Can be reproduced via investigating_length_bias.ipynb.
Can be reproduced via package_comparison_RALL.ipynb.
All code and data used for the bioRxiv preprint https://www.biorxiv.org/content/10.1101/2025.01.31.635902v1.article-metrics
by
Franziska Hoerbst, Gurpinder Singh Sidhu, Melissa Tomkins, and Richard J. Morris
We found the representation in these Figures so useful, we automized it -- it can be found in stalking_genes.ipynb. Use the stalk(genes) function to look at one gene ('LSR1') or a list of genes (e.g. ['LSR1', 'YLL039C', 'YJL098W', 'YLL026W']) to get read counts in WT and Snf2 mutant, q-value visualisation, and more.
In explore_clean_yeast.ipynb we identified the example genes we discuss in the manuscript.
In example_genes_WIADEG.ipynb all of these examples can be found.
In example_genes_WIADEG_SNF2.ipynb we investigate the SNF2 targets discussed in the Appendix.
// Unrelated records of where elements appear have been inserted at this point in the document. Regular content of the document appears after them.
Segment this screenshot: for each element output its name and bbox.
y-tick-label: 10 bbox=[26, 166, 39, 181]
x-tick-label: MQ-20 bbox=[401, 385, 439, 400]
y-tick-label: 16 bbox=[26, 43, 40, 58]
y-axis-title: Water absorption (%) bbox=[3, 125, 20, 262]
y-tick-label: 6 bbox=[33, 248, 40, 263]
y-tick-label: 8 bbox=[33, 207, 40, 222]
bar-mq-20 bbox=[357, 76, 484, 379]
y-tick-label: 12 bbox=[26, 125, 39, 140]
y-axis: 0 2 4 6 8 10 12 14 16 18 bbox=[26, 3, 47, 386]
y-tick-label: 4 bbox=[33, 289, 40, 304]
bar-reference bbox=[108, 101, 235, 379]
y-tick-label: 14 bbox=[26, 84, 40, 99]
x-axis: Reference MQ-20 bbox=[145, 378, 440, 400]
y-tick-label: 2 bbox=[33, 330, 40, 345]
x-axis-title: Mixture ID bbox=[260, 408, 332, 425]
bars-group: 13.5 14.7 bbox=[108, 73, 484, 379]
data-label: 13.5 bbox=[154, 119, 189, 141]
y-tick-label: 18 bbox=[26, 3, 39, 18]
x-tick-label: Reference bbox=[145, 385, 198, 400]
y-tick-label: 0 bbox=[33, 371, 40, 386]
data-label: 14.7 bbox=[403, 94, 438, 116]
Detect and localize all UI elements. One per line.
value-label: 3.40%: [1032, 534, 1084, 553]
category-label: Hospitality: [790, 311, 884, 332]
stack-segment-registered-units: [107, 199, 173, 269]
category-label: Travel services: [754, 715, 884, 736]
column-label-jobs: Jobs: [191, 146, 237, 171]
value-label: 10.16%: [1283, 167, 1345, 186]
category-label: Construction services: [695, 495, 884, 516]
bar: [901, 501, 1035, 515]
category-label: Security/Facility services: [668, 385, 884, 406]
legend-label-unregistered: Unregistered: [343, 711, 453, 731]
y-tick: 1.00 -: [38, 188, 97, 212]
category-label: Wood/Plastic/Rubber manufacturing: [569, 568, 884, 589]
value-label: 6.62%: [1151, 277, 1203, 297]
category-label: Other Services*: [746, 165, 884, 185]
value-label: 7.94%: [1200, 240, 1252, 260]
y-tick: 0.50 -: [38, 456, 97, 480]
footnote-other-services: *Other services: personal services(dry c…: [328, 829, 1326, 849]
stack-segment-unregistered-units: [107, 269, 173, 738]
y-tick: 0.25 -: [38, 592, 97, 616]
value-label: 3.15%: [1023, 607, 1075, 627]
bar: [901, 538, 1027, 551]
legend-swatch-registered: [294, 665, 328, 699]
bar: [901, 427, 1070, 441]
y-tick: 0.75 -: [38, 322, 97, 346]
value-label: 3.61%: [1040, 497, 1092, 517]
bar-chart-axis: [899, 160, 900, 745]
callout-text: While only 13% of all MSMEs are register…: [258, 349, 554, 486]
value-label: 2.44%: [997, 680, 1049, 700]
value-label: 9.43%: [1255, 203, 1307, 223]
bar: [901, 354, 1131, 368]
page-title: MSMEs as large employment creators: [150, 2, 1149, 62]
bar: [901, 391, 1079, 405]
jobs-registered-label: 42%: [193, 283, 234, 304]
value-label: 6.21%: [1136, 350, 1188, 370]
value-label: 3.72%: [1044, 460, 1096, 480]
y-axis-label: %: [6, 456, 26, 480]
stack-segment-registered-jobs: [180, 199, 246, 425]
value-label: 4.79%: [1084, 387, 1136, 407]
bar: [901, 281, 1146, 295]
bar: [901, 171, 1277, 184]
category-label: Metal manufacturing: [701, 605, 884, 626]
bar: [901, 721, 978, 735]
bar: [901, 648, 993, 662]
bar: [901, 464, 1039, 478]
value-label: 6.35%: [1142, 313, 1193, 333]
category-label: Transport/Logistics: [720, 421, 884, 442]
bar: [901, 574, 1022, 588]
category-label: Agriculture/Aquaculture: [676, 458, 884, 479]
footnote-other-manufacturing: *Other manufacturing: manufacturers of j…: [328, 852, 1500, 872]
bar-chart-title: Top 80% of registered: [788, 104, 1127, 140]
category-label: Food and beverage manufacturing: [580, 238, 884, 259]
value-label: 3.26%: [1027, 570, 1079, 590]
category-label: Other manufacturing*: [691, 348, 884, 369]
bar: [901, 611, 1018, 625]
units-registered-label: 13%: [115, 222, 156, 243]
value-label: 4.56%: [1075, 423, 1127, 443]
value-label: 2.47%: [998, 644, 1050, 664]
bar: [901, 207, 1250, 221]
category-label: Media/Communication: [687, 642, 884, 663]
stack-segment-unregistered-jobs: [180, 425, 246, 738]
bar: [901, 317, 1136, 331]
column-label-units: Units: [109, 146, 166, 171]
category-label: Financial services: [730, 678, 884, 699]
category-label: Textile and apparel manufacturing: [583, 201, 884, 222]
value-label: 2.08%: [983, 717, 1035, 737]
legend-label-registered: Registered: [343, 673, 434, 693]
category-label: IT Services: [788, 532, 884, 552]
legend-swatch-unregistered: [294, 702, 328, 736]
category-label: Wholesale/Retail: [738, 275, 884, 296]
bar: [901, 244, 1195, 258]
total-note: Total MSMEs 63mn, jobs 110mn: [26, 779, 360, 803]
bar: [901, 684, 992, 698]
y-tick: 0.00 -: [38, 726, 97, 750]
For the control experiments between wild-type and wild-type, DGE analysis has only been done in bayexpress. The analysis has been done in do_DGE.ipynb, we recycled bootstrapping data created for the comparison experiment. The figures have been created in CONTROL_R3_BF1.ipynb, CONTROL_R3_BF10.ipynb, and CONTROL_R3_BF100.ipynb for 3 replicates and CONTROL_R10_BF1.ipynb, CONTROL_R10_BF10.ipynb, and CONTROL_R10_BF100.ipynb for 10 replicates. Figure 13 can be reproduced in CONTROL_R3_BF1_CIG.ipynb and CONTROL_R10_BF1_CIG.ipynb.
Calculating Bayes factors for consistency (BF_k1) and performing bootstrapping experiments to identify consistently inconsistent genes (list of genes marked* as CIG = Consistently Inconsistent Gene) has been carried out using explore_clean_yeast_consistency.ipynb. We explored these sets of genes in later parts of the notebook.
All code and data used for the 2024 arXiv preprint (arXiv:2406.19989 [stat.ME]) https://doi.org/10.48550/arXiv.2406.19989
by
Franziska Hoerbst, Gurpinder Singh Sidhu, Melissa Tomkins, and Richard J. Morris
In Figure 3 we explore the analytical Bayesian framework using synthetic data. All plots from the paper (and more) can be found in SIM.ipynb.
do_DGE.ipynb is a notebook doing all Differential Gene Expression analysis discussed in the paper. For running DESeq2 and edgeR we are calling R scripts (e.g. 'Do_DGE-DESeq2.R') to carry out the analysis. This is where the parameters for the packages are set.
For bootstrapping experiments we created 100 shuffled data sets consisting of 3, 6, 12, and 20 replicates of the pool of 44/42 which we used for package comparison. This was done in comparison_data.ipynb.